The Working Time Directive (WTD) requires workers to receive their “normal remuneration” during periods of WTD leave, that is, the four weeks’ leave under regulation 13 of the Working Time Regulations (WTR) 1998 (this doesn’t apply to the statutory holiday entitlement of 1.6 additional weeks leave that UK employees are entitled to under the WTR).
In recent years case law has established that overtime, whether voluntary or contractual, should be taken into account by an employer when looking at average earnings over the past 52 weeks and calculating what they need to pay an employee for their four weeks’ paid leave.
As some time has passed since you last spoke to your employer, you may wish to consider having another conversation with them.
You can discuss, in broad terms, that it is a statutory requirement for holiday pay to be calculated based on a worker’s normal remuneration taking into account any overtime.
Given that it’s a relatively new concept, your employer may be unaware of the changes or feel flummoxed by your request.
You could present them with some evidence of the requirements, including online advice from Acas or copies of Farmers Weekly articles.
Framing the conversation in broader terms may help take the attention away from you specifically and make it a general matter for them to address.
If your employer remains unreceptive, you could raise a formal grievance, setting out your complaint in writing and instigating your employer’s grievance procedure.
Raising a concern about wrongdoing at work that also affects your colleagues – such as a failure to pay appropriate holiday pay – is likely to constitute whistleblowing.

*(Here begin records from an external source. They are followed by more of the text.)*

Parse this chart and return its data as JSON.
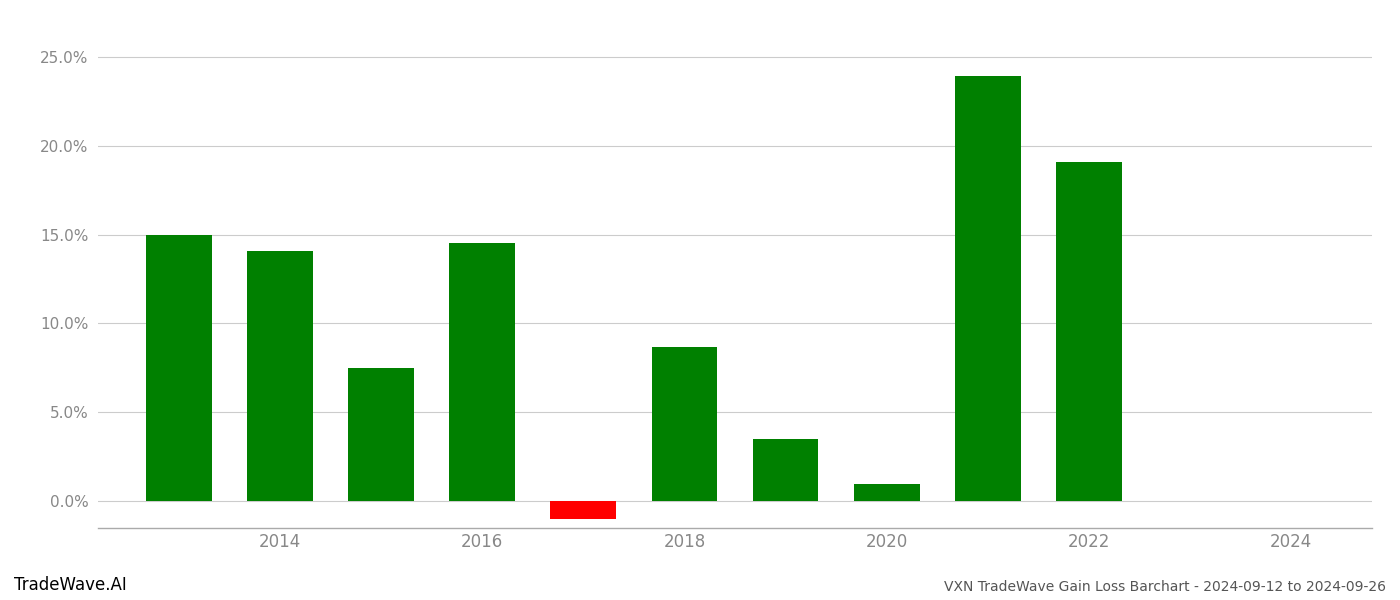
{
  "years": [
    2013,
    2014,
    2015,
    2016,
    2017,
    2018,
    2019,
    2020,
    2021,
    2022,
    2023
  ],
  "values": [
    0.15,
    0.141,
    0.075,
    0.145,
    -0.01,
    0.087,
    0.035,
    0.01,
    0.239,
    0.191,
    0.0
  ],
  "colors": [
    "#008000",
    "#008000",
    "#008000",
    "#008000",
    "#ff0000",
    "#008000",
    "#008000",
    "#008000",
    "#008000",
    "#008000",
    "#008000"
  ],
  "title": "VXN TradeWave Gain Loss Barchart - 2024-09-12 to 2024-09-26",
  "watermark": "TradeWave.AI",
  "ylim": [
    -0.015,
    0.265
  ],
  "yticks": [
    0.0,
    0.05,
    0.1,
    0.15,
    0.2,
    0.25
  ],
  "xticks": [
    2014,
    2016,
    2018,
    2020,
    2022,
    2024
  ],
  "xlim": [
    2012.2,
    2024.8
  ],
  "background_color": "#ffffff",
  "grid_color": "#cccccc",
  "bar_width": 0.65
}
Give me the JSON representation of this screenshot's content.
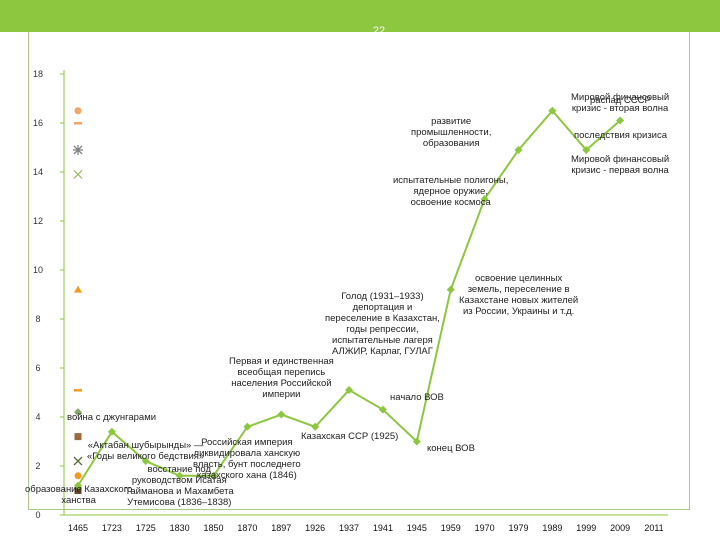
{
  "slide": {
    "number": "22"
  },
  "chart_data": {
    "type": "line",
    "title": "",
    "xlabel": "",
    "ylabel": "",
    "ylim": [
      0,
      18
    ],
    "y_ticks": [
      0,
      2,
      4,
      6,
      8,
      10,
      12,
      14,
      16,
      18
    ],
    "grid": false,
    "legend": "none",
    "categories": [
      "1465",
      "1723",
      "1725",
      "1830",
      "1850",
      "1870",
      "1897",
      "1926",
      "1937",
      "1941",
      "1945",
      "1959",
      "1970",
      "1979",
      "1989",
      "1999",
      "2009",
      "2011"
    ],
    "series": [
      {
        "name": "",
        "color": "#8dc63f",
        "marker": "diamond",
        "values": [
          1.2,
          3.4,
          2.2,
          1.6,
          1.6,
          3.6,
          4.1,
          3.6,
          5.1,
          4.3,
          3.0,
          9.2,
          12.9,
          14.9,
          16.5,
          14.9,
          16.1,
          null
        ]
      }
    ],
    "left_markers": [
      {
        "shape": "circle",
        "color": "#f2a464",
        "value": 16.5
      },
      {
        "shape": "dash",
        "color": "#f2a464",
        "value": 16.0
      },
      {
        "shape": "star",
        "color": "#7f7f7f",
        "value": 14.9
      },
      {
        "shape": "x",
        "color": "#9fbc6a",
        "value": 13.9
      },
      {
        "shape": "triangle",
        "color": "#f29c1f",
        "value": 9.2
      },
      {
        "shape": "dash",
        "color": "#f29c1f",
        "value": 5.1
      },
      {
        "shape": "diamond",
        "color": "#8aa86a",
        "value": 4.2
      },
      {
        "shape": "square",
        "color": "#9b6a3c",
        "value": 3.2
      },
      {
        "shape": "x",
        "color": "#4c6b2a",
        "value": 2.2
      },
      {
        "shape": "circle",
        "color": "#f29c1f",
        "value": 1.6
      },
      {
        "shape": "square",
        "color": "#6b4d2a",
        "value": 1.0
      }
    ],
    "annotations": [
      {
        "text": "образование Казахского\nханства",
        "x_index": 0,
        "y": 0.8
      },
      {
        "text": "война с джунгарами",
        "x_index": 1,
        "y": 4.0
      },
      {
        "text": "«Актабан шубырынды» —\n«Годы великого бедствия»",
        "x_index": 2,
        "y": 2.6
      },
      {
        "text": "восстание под\nруководством Исатая\nТайманова и Махамбета\nУтемисова (1836–1838)",
        "x_index": 3,
        "y": 1.2
      },
      {
        "text": "Российская империя\nликвидировала ханскую\nвласть, бунт последнего\nказахского хана (1846)",
        "x_index": 5,
        "y": 2.3
      },
      {
        "text": "Первая и единственная\nвсеобщая перепись\nнаселения Российской\nимперии",
        "x_index": 6,
        "y": 5.6
      },
      {
        "text": "Казахская ССР (1925)",
        "x_index": 8,
        "y": 3.2
      },
      {
        "text": "Голод (1931–1933)\nдепортация и\nпереселение в Казахстан,\nгоды репрессии,\nиспытательные лагеря\nАЛЖИР, Карлаг, ГУЛАГ",
        "x_index": 9,
        "y": 7.8
      },
      {
        "text": "начало ВОВ",
        "x_index": 10,
        "y": 4.8
      },
      {
        "text": "конец ВОВ",
        "x_index": 11,
        "y": 2.7
      },
      {
        "text": "освоение целинных\nземель, переселение в\nКазахстане новых жителей\nиз России, Украины и т.д.",
        "x_index": 13,
        "y": 9.0
      },
      {
        "text": "испытательные полигоны,\nядерное оружие,\nосвоение космоса",
        "x_index": 11,
        "y": 13.2
      },
      {
        "text": "развитие\nпромышленности,\nобразования",
        "x_index": 11,
        "y": 15.6
      },
      {
        "text": "последствия кризиса",
        "x_index": 16,
        "y": 15.5
      },
      {
        "text": "Мировой финансовый\nкризис - первая волна",
        "x_index": 16,
        "y": 14.3
      },
      {
        "text": "Мировой финансовый\nкризис - вторая волна",
        "x_index": 16,
        "y": 16.8
      },
      {
        "text": "распад СССР",
        "x_index": 16,
        "y": 16.9
      }
    ]
  }
}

If your employer doesn’t have a whistleblowing policy, raising a grievance should be an adequate means of making the necessary disclosure, as long as you have provided sufficient information that shows your employer is failing to comply with a legal obligation.
If your employer rejects your grievance and still refuses to take any overtime into consideration when calculating your holiday pay, you may wish to consider bringing an unlawful deduction of wages claim in an employment tribunal (ET). This is when a worker or employee has been unpaid or underpaid wages (of which your holiday pay forms part).
If your employer dismisses you or subjects you to some other detriment for raising the issue of underpayment of holiday pay, you may also have a claim for automatic unfair dismissal or for detriment under the whistleblowing legislation.
If you decide you want to bring a claim in an ET, you must contact Acas immediately and instigate the early conciliation process prior to submitting any claim.
Claims in an ET should be brought within three months of the date of dismissal and/or the date the last deduction was made and/or the date of any other detriment suffered.
In relation to holiday pay, where there is a series of deductions, the time limit begins with the last deduction in the series.
You can claim up to two years of deductions as long as there isn’t a gap of three months or more between the deductions.
Once the early conciliation process has concluded, and assuming you have not managed to negotiate a settlement with your employer, you are free to issue a claim with the ET.
Early conciliation presses pause on the normal time limits for issuing claims in the ET, so you should seek appropriate legal advice to ensure you don’t miss the applicable deadline for issuing your claim.